Since embarking on the Promised Land project last March, OMC collaborators have shared 367 news stories and counting. Some highlights include:
- “Here’s how Cherokee Tribal courts are handling the surge in cases due to the McGirt ruling,” by Curtis Killman, Tulsa World: This article observed the Cherokee Nation’s justice system in a story redistributed by the Cherokee Phoenix tribal publication.
- “Federal notice on surface coal mining a ‘significant loss of power by Oklahoma’,” by Joe Tomlinson, NonDoc: This article explained how, since the ruling, the Oklahoma Conservation Commission and Oklahoma Department of Mines had only enforcement authority and authorization to conduct “routine” regulatory activities over active and abandoned coal mines within the Muscogee Nation. When attorneys for the U.S. Department of the Interior and the state of Oklahoma recently appeared before a U.S. district judge regarding the jurisdiction of surface mining regulation in eastern Oklahoma, OMC provided a transcript for its media collaborators as a future reporting resource.
- “When police shoot tribal citizens on Muscogee Nation land, families ask ‘who’s held accountable?’,” a collaborative partnership between The Frontier and KOSU. Allison Herrera’s KOSU report showed how some families of Indigenous people shot by police have trouble getting information. This story was updated one year after the deadly police encounter.
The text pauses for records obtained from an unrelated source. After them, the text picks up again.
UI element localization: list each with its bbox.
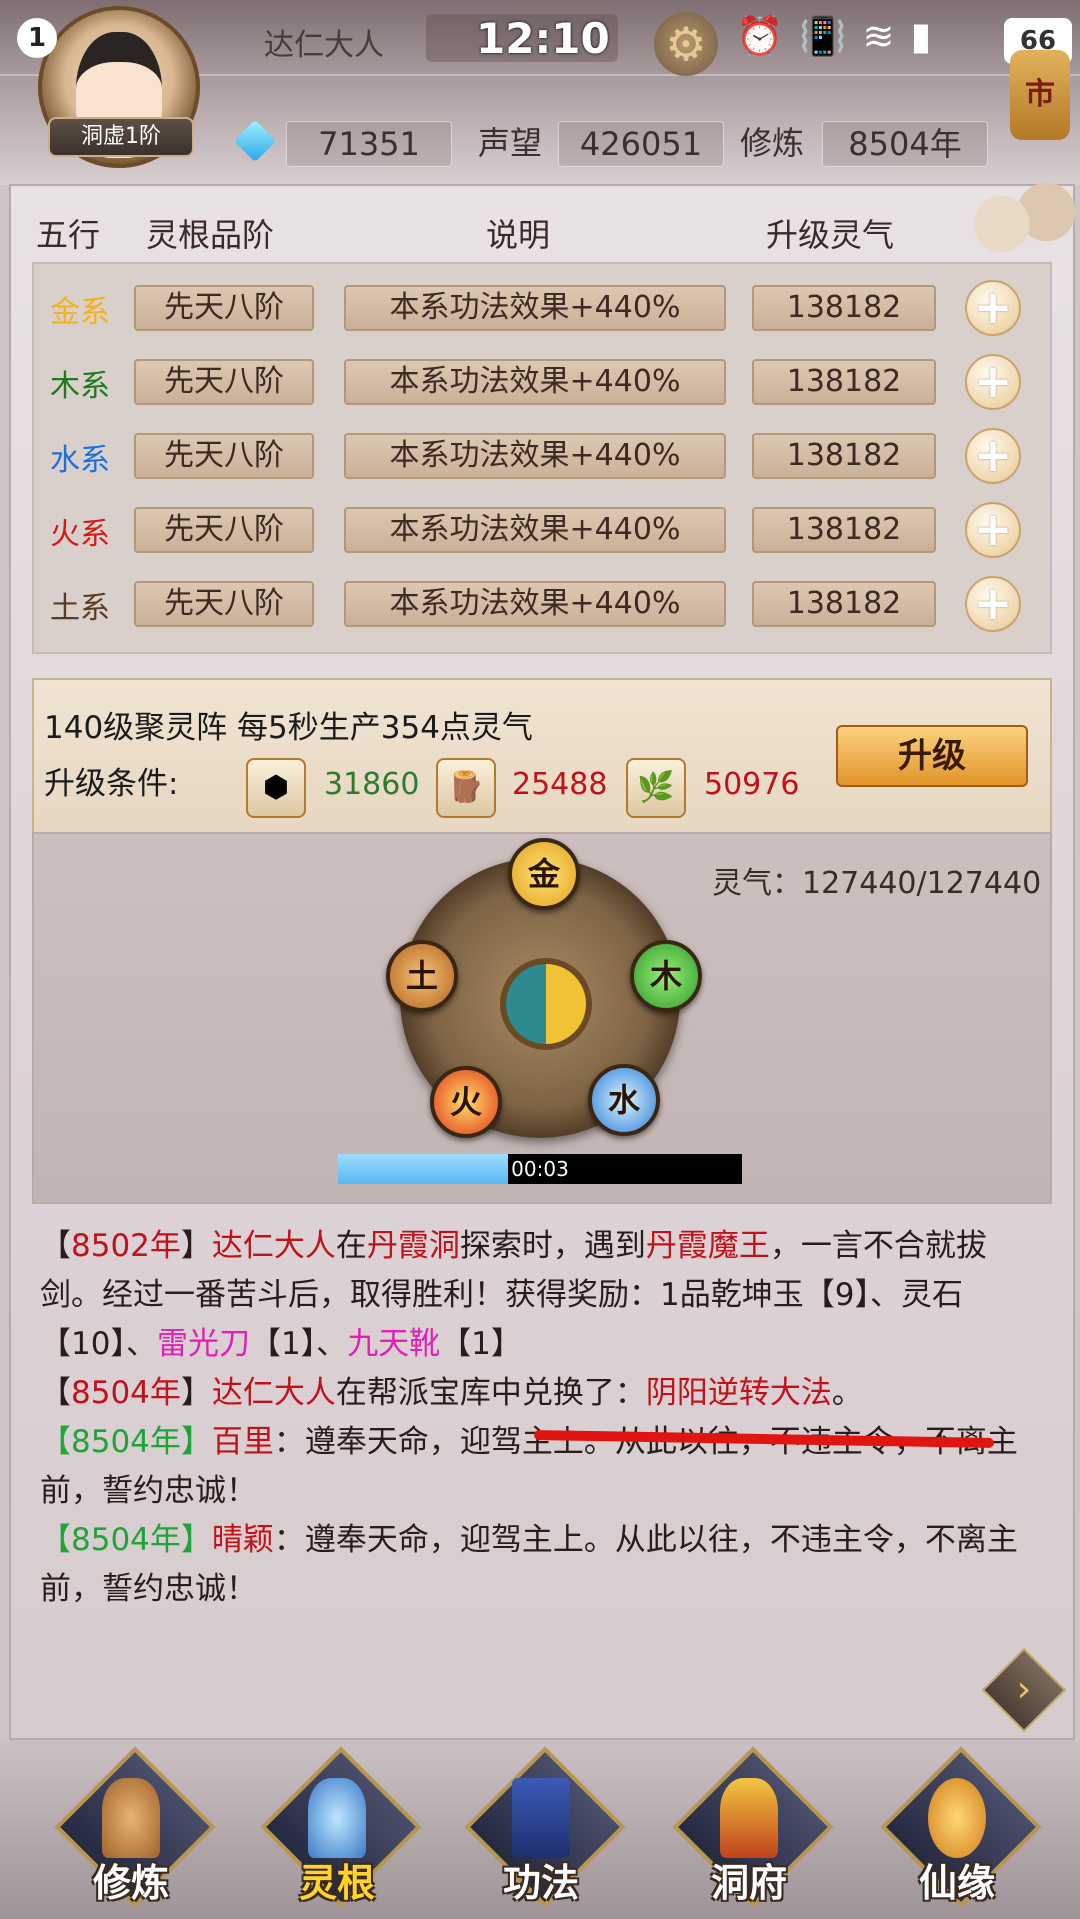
cost-cell: 138182 (752, 359, 936, 405)
metal-orb[interactable]: 金 (508, 838, 580, 910)
stone-icon: ⬢ (246, 758, 306, 818)
log-item: 九天靴 (347, 1326, 441, 1362)
nav-label: 修炼 (92, 1861, 169, 1905)
cloud-ornament (968, 176, 1080, 256)
water-orb[interactable]: 水 (588, 1064, 660, 1136)
log-year: 8504年 (71, 1424, 181, 1460)
log-place: 丹霞洞 (366, 1228, 460, 1264)
log-item: 阴阳逆转大法 (645, 1375, 832, 1411)
upgrade-plus-button[interactable]: + (965, 576, 1021, 632)
effect-cell: 本系功法效果+440% (344, 581, 726, 627)
meditating-monk-icon (102, 1778, 160, 1858)
nav-label: 功法 (502, 1861, 579, 1905)
upgrade-plus-button[interactable]: + (965, 280, 1021, 336)
nav-spirit-root[interactable]: 灵根 (260, 1746, 422, 1910)
log-entry: 【8504年】达仁大人在帮派宝库中兑换了：阴阳逆转大法。 (40, 1375, 863, 1411)
upgrade-button[interactable]: 升级 (836, 725, 1028, 787)
cost-cell: 138182 (752, 507, 936, 553)
upgrade-plus-button[interactable]: + (965, 502, 1021, 558)
notification-badge: 1 (17, 18, 57, 58)
stone-amount: 31860 (324, 767, 420, 802)
element-label-wood: 木系 (50, 369, 110, 404)
element-label-metal: 金系 (50, 295, 110, 330)
effect-cell: 本系功法效果+440% (344, 507, 726, 553)
pagoda-icon (720, 1778, 778, 1858)
log-year: 8504年 (71, 1375, 181, 1411)
log-player: 达仁大人 (211, 1228, 336, 1264)
realm-badge: 洞虚1阶 (48, 117, 194, 157)
log-year: 8504年 (71, 1522, 181, 1558)
progress-timer: 00:03 (511, 1157, 569, 1181)
element-label-fire: 火系 (50, 517, 110, 552)
cultivation-value: 8504年 (822, 121, 988, 167)
fire-orb[interactable]: 火 (430, 1066, 502, 1138)
cost-cell: 138182 (752, 581, 936, 627)
status-icons: ⏰📳≋▮ (736, 14, 948, 58)
wood-orb[interactable]: 木 (630, 940, 702, 1012)
log-entry: 【8504年】晴颖：遵奉天命，迎驾主上。从此以往，不违主令，不离主前，誓约忠诚！ (40, 1522, 1018, 1607)
cost-cell: 138182 (752, 433, 936, 479)
header-upgrade-qi: 升级灵气 (766, 216, 895, 254)
log-follower: 晴颖 (211, 1522, 274, 1558)
log-player: 达仁大人 (211, 1375, 336, 1411)
upgrade-condition-label: 升级条件: (44, 766, 179, 802)
status-clock: 12:10 (476, 14, 610, 63)
reputation-value: 426051 (558, 121, 724, 167)
element-label-water: 水系 (50, 443, 110, 478)
log-boss: 丹霞魔王 (645, 1228, 770, 1264)
gems-value: 71351 (286, 121, 452, 167)
nav-technique[interactable]: 功法 (464, 1746, 626, 1910)
log-year: 8502年 (71, 1228, 181, 1264)
wood-amount: 25488 (512, 767, 608, 802)
herb-icon: 🌿 (626, 758, 686, 818)
nav-label: 仙缘 (918, 1861, 995, 1905)
nav-label: 灵根 (298, 1861, 375, 1905)
header-description: 说明 (486, 216, 551, 254)
upgrade-plus-button[interactable]: + (965, 428, 1021, 484)
cultivation-label: 修炼 (740, 124, 805, 162)
gourd-icon (928, 1778, 986, 1858)
grade-cell: 先天八阶 (134, 581, 314, 627)
spirit-array-title: 140级聚灵阵 每5秒生产354点灵气 (44, 710, 533, 746)
earth-orb[interactable]: 土 (386, 940, 458, 1012)
nav-immortal-fate[interactable]: 仙缘 (880, 1746, 1042, 1910)
log-entry: 【8502年】达仁大人在丹霞洞探索时，遇到丹霞魔王，一言不合就拔剑。经过一番苦斗… (40, 1228, 987, 1362)
nav-label: 洞府 (710, 1861, 787, 1905)
log-item: 雷光刀 (156, 1326, 250, 1362)
grade-cell: 先天八阶 (134, 285, 314, 331)
reputation-label: 声望 (478, 124, 543, 162)
grade-cell: 先天八阶 (134, 433, 314, 479)
log-follower: 百里 (211, 1424, 274, 1460)
herb-amount: 50976 (704, 767, 800, 802)
effect-cell: 本系功法效果+440% (344, 285, 726, 331)
element-label-earth: 土系 (50, 591, 110, 626)
grade-cell: 先天八阶 (134, 507, 314, 553)
qi-readout: 灵气：127440/127440 (712, 866, 1042, 901)
upgrade-plus-button[interactable]: + (965, 354, 1021, 410)
nav-cave-mansion[interactable]: 洞府 (672, 1746, 834, 1910)
spirit-sword-icon (308, 1778, 366, 1858)
yinyang-icon[interactable] (500, 958, 592, 1050)
effect-cell: 本系功法效果+440% (344, 359, 726, 405)
nav-cultivate[interactable]: 修炼 (54, 1746, 216, 1910)
wood-icon: 🪵 (436, 758, 496, 818)
cost-cell: 138182 (752, 285, 936, 331)
settings-gear-icon[interactable]: ⚙ (654, 12, 718, 76)
player-name: 达仁大人 (264, 28, 384, 63)
header-grade: 灵根品阶 (146, 216, 275, 254)
effect-cell: 本系功法效果+440% (344, 433, 726, 479)
header-element: 五行 (36, 216, 101, 254)
market-lantern-button[interactable]: 市 (1010, 50, 1070, 140)
progress-bar: 00:03 (338, 1154, 742, 1184)
event-log: 【8502年】达仁大人在丹霞洞探索时，遇到丹霞魔王，一言不合就拔剑。经过一番苦斗… (40, 1222, 1040, 1614)
grade-cell: 先天八阶 (134, 359, 314, 405)
scripture-book-icon (512, 1778, 570, 1858)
- “Oklahoma court: McGirt ruling should not be applied retroactively to criminal cases,” a breaking news report by K. Querry-Thompson, KFOR. This article explained how the Oklahoma Court of Criminal Appeals issued a ruling that the McGirt decision should stand but be applied only to criminal cases moving forward.
- The Frontier recently launched an interactive McGirt v Oklahoma website with support from the 2021 OMC Innovation Fund to explain the complex case that included a chronological timeline built by a data journalist funded by the Kirkpatrick Foundation.
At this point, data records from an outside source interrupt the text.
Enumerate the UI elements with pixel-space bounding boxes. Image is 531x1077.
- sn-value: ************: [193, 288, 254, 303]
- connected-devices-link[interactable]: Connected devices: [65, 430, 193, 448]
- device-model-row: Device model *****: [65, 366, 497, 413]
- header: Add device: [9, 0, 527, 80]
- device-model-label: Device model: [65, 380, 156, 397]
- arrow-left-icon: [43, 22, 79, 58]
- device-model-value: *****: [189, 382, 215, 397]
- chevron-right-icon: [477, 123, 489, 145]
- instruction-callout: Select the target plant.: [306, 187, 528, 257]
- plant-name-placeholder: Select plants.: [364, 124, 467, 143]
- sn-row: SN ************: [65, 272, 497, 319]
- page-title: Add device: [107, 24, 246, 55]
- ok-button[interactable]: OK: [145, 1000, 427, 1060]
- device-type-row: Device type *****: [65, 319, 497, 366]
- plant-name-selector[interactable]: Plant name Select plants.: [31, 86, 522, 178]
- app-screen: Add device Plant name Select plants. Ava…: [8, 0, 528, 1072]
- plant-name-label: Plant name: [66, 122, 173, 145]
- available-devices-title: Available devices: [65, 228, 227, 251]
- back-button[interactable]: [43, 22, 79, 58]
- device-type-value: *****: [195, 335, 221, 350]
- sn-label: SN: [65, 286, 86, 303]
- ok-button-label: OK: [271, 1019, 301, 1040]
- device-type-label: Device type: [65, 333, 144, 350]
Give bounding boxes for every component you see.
- “Gov. Kevin Stitt, tribal leaders not meeting as McGirt rhetoric hits boiling point,” reported by Carmen Forman and Molly Young for The Oklahoman. Calling this ruling the “most pressing” issue facing Oklahoma, Stitt wants the McGirt decision overturned. The Oklahoma governor has said the decision created “chaos” and set “murderers and criminals” free. Meanwhile, tribal leaders described Stitt’s comments as being divisive, sensational and misleading.
The Oklahoman reported Stitt and Cherokee, Chickasaw, Choctaw and Muscogee (Creek) nation tribal leaders haven’t met in person since February. The governor also hasn’t met with leaders of the Quapaw Nation, the latest tribe to be covered by the SCOTUS ruling.
“Because we are all Oklahomans, whether we have Native blood or not, it’s best for all of us to sit down and try to resolve things together because acrimony and fighting achieves nothing,” former Gov. Frank Keating told The Oklahoman.
Robert L. Miller, the Arizona State University law professor and citizen of the Eastern Shawnee Tribe of Oklahoma, also spoke to OMC about his forthcoming McGirt book to be published by the University of Oklahoma Press. Assuming SCOTUS doesn’t reverse the case — and if Congress doesn’t pass a bill to change the McGirt ruling — Miller told OMC’s collaborating journalists that “you and I will be writing about McGirt 30 years from now.”
We’re not sure when the McGirt v Oklahoma case will stop being relevant. As long as questions arise from ongoing litigation and coming court decisions, OMC collaborators will continue to report the latest developments through Promised Land.
Longtime journalist Rob Collins is project manager of the Oklahoma Media Center, which is working with the Local Media Association as it transitions to 501(c)(3) nonprofit status.